The makers of TRT, market leader AndroGel, and other similar companies have been the ones coaxing men to ask their doctor about their testosterone, and they’ve been making mad money in the process, reporting sales of $675 million in 2016. Thing is, they might have to give a sizable chunk of that money back.
AndroGel’s makers, AbbVie, are defendants in thousands of lawsuits claiming that the risks of testosterone replacement were misrepresented by the company and that AndroGel causes heart attacks, strokes, and other injuries. To put it another way, they allege that the masculinity they were prescribed was literally toxic.

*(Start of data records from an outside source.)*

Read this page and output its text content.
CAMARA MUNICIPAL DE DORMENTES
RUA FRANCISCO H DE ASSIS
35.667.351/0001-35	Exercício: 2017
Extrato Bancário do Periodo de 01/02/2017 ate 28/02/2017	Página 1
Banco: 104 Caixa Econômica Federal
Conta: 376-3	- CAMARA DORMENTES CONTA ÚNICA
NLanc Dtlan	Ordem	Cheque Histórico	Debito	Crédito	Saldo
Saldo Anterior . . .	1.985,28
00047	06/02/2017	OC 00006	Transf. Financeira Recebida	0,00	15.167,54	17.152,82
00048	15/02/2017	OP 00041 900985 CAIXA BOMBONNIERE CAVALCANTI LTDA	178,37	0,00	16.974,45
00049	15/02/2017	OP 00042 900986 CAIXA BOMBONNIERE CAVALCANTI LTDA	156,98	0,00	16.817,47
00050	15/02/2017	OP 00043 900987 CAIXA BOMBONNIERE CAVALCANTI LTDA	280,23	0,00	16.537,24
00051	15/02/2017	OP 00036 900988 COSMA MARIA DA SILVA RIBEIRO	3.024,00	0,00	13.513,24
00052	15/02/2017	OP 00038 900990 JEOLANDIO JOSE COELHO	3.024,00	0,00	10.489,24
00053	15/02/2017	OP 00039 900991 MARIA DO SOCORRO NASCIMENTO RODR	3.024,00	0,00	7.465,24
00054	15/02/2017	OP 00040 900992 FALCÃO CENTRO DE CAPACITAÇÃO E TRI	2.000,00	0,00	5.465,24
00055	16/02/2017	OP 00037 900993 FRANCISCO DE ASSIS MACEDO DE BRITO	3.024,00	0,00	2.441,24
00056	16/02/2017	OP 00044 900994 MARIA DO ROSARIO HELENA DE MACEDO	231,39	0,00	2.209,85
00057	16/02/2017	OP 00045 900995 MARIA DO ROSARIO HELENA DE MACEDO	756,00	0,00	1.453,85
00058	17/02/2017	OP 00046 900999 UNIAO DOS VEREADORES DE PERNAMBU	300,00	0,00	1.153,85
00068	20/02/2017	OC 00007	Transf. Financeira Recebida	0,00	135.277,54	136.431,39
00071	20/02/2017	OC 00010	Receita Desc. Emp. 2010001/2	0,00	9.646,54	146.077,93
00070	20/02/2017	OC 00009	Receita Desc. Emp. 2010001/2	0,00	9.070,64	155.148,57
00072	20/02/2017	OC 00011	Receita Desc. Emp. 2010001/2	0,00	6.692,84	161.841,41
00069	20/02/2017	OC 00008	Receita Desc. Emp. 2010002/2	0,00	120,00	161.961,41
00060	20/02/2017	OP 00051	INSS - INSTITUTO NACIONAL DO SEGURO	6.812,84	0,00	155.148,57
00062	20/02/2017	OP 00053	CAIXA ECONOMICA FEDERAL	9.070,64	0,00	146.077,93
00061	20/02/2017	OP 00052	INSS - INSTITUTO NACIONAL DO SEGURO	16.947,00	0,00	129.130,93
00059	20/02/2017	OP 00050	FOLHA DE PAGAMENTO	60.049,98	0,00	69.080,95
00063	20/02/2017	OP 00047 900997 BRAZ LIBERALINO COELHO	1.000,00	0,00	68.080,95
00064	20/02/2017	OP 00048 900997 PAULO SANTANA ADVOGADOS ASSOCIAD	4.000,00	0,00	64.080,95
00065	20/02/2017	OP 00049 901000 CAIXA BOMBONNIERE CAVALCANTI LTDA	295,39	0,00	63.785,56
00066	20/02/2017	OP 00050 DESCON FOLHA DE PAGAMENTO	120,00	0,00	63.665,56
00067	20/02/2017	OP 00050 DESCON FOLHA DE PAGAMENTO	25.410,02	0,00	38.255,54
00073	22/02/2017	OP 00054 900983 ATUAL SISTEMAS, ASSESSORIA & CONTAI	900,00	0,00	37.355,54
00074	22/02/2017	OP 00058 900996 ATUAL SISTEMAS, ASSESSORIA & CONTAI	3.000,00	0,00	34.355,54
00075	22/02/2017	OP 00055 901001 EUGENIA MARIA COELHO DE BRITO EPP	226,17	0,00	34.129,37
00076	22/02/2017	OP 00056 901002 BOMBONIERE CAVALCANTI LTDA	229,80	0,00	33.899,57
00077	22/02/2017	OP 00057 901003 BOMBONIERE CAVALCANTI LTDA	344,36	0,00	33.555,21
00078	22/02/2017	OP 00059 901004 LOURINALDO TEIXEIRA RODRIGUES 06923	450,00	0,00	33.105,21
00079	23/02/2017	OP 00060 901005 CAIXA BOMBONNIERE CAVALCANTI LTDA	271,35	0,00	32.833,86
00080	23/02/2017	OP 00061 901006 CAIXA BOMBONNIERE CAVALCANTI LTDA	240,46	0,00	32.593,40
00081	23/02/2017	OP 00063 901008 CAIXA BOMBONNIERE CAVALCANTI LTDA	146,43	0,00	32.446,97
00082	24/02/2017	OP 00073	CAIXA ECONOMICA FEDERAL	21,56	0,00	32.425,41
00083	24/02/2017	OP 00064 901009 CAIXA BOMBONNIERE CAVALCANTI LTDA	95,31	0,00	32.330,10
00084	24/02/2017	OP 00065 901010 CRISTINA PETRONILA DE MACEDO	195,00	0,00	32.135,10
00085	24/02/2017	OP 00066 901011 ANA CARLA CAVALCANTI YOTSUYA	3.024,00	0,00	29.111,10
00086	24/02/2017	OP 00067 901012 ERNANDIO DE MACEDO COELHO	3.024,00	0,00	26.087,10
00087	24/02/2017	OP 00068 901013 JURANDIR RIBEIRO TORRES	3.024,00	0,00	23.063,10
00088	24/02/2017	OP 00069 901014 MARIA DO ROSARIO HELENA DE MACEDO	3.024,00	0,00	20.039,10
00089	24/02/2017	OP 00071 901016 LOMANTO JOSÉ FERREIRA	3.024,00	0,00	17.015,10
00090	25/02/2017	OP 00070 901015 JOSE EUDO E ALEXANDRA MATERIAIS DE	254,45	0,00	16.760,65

Some studies back the plaintiffs’ claims, while others seem to be in direct opposition to them. Regardless, the first two lawsuits ordered AbbVie to pay $150 million and $140 million respectively. In light of my results, the TRT is no longer appealing to me. In fact, if I’m still steeping in my own supply by the time I’m 70, I could be at a disadvantage. According to one Australian study, high T in old age may put me at a higher risk of developing prostate cancer.
Had my testosterone levels been on the low end of the scale, studies suggest I could significantly and naturally fluff them up by losing excess body fat, getting a solid eight hours of sleep per night, exercising—particularly resistance training—daily and cutting out booze. Y’know, the usual boring things you do that by and large make everything better.